2.7 Colony formation assay
Cells from different groups were seeded in 6-well plates at 1 × 103 cells/well density and incubated for 14 d. Next, the cells were washed three times with phosphate-buffered saline (PBS), fixed in 100% methanol for 30 min, and stained with 1% crystal violet for 30 s. Three areas were randomly selected and observed via microscopy.
2.8 Cell apoptosis
Cells from different groups were collected separately, centrifuged at 1,000 rpm for 5 min, and washed once with PBS. 500 μL 1×Annexin V Binding Buffer working solution was added and resuspended, and then 5 μL Annexin V-FITC and 5 μL propidium iodide (PI) were added for staining, followed by incubation for 15–20 min at room temperature in the dark. The apoptosis rates were measured using a CytoFLEX flow cytometer.
2.9 Wound healing assay
Cells were seeded in 6-well plates at a density of 5 × 104 cells/well and cultured until the cells were spread evenly over the well plates. Scratches were marked perpendicular to the bottom of the well plate and washed with PBS. The cells were then incubated with low serum (<2%) RPMI1640 complete culture medium for 12 h. Records were taken at 0 and 12 h. Scratch photographs of the different groups were observed and analyzed. The mean values of the distances between cells were calculated using ImageJ software, and all measurements were repeated three times.

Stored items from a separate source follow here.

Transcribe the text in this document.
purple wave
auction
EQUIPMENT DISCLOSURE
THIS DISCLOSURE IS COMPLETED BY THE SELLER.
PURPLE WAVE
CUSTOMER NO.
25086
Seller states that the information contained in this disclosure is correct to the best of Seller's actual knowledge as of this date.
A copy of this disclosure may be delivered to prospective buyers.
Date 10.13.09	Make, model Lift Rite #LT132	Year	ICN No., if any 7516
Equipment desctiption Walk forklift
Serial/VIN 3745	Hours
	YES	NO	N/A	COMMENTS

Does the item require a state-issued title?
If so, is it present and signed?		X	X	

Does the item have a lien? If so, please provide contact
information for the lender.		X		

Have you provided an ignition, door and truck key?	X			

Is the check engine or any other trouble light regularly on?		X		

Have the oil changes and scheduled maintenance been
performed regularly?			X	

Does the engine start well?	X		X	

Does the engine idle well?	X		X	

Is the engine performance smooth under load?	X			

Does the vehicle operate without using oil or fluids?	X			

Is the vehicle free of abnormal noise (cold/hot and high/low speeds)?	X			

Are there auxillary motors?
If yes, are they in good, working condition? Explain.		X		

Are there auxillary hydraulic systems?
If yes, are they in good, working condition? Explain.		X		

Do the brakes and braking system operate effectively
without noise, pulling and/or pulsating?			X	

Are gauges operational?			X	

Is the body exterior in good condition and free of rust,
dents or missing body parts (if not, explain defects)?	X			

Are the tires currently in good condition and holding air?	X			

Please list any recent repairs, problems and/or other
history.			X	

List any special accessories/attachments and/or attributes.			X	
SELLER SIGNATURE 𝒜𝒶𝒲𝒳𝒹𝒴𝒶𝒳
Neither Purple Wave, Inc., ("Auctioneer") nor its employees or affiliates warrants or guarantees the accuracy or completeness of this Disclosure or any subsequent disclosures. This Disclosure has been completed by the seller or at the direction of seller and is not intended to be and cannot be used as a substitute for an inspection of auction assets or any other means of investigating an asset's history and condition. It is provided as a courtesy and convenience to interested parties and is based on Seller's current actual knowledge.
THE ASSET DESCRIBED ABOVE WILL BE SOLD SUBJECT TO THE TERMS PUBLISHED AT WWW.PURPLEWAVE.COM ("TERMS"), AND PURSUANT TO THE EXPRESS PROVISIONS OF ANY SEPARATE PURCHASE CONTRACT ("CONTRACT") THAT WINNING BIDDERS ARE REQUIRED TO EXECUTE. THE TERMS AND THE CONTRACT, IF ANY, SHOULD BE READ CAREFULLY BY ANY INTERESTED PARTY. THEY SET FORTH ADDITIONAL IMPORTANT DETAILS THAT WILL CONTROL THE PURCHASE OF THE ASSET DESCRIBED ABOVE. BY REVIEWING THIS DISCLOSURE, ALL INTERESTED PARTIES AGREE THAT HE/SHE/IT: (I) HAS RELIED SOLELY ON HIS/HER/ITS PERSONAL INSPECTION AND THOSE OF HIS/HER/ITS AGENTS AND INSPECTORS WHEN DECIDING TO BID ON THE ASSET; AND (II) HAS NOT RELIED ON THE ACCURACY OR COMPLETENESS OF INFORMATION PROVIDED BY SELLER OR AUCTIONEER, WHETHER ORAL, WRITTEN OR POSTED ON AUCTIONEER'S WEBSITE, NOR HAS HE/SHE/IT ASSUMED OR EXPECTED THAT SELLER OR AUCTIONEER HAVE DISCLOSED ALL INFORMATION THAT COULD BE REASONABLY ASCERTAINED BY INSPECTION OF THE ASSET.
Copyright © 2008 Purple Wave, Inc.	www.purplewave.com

In the formula, A0 is the width value of the initial scratches; A1 is the width value of current scratches.
2.10 RNA extraction and high-throughput sequencing
The total RNA was extracted from the treated cells using TRIzol, and the RNA concentration was measured using a Micro Drop ultra-micro spectrophotometer. Relevant transcriptome sequencing was performed by Beijing Allwegene Technology Co.
2.11 RT-qPCR analysis
RNA was extracted as described above. cDNA was synthesized using a reverse transcription kit. All samples used GAPDH as an internal reference, and the results were relatively quantified using the 2-△△Ct method. The primers used were SR-A: 5′-TAG GCA CTT GGG ATG TCT GA-3′ (forward) and 5′-GTC CTC AAT TTG TAT TGG TGC T-3′ (reverse); CTNNB1:5′-GAG GAG ATG TAC ATT CAG CAG A-3′ (forward) and 5′-GTT GAC CAC CCC TGC ATA G-3′ (reverse); AXIN1:5′-TGG ATG ACC AAG ATG GGA TAA G-3′ (forward) and 5′-GAC ACG ATG CCA TTG TTA TCA A-3′ (reverse); FZD6: 5′-GCC ACT GTG CCT TTG TGT GTT TG-3′ (forward) and 5′-AAG CCG CTG AAG ACT CCA ATT CG-3′ (reverse); TCF4: 5′-TCC AGT CTT CCT CCG ATG TCC AC-3′ (forward) and 5′-GCT GCC CCG CTT CCT CTA TTT G-3′ (reverse); CTNNBIP1: 5′-TGC TGC GGA AGA TGG GAT CAA AC-3′ (forward) and 5′-CTG GCT GAG CTG GCT GTT GAC-3′ (reverse).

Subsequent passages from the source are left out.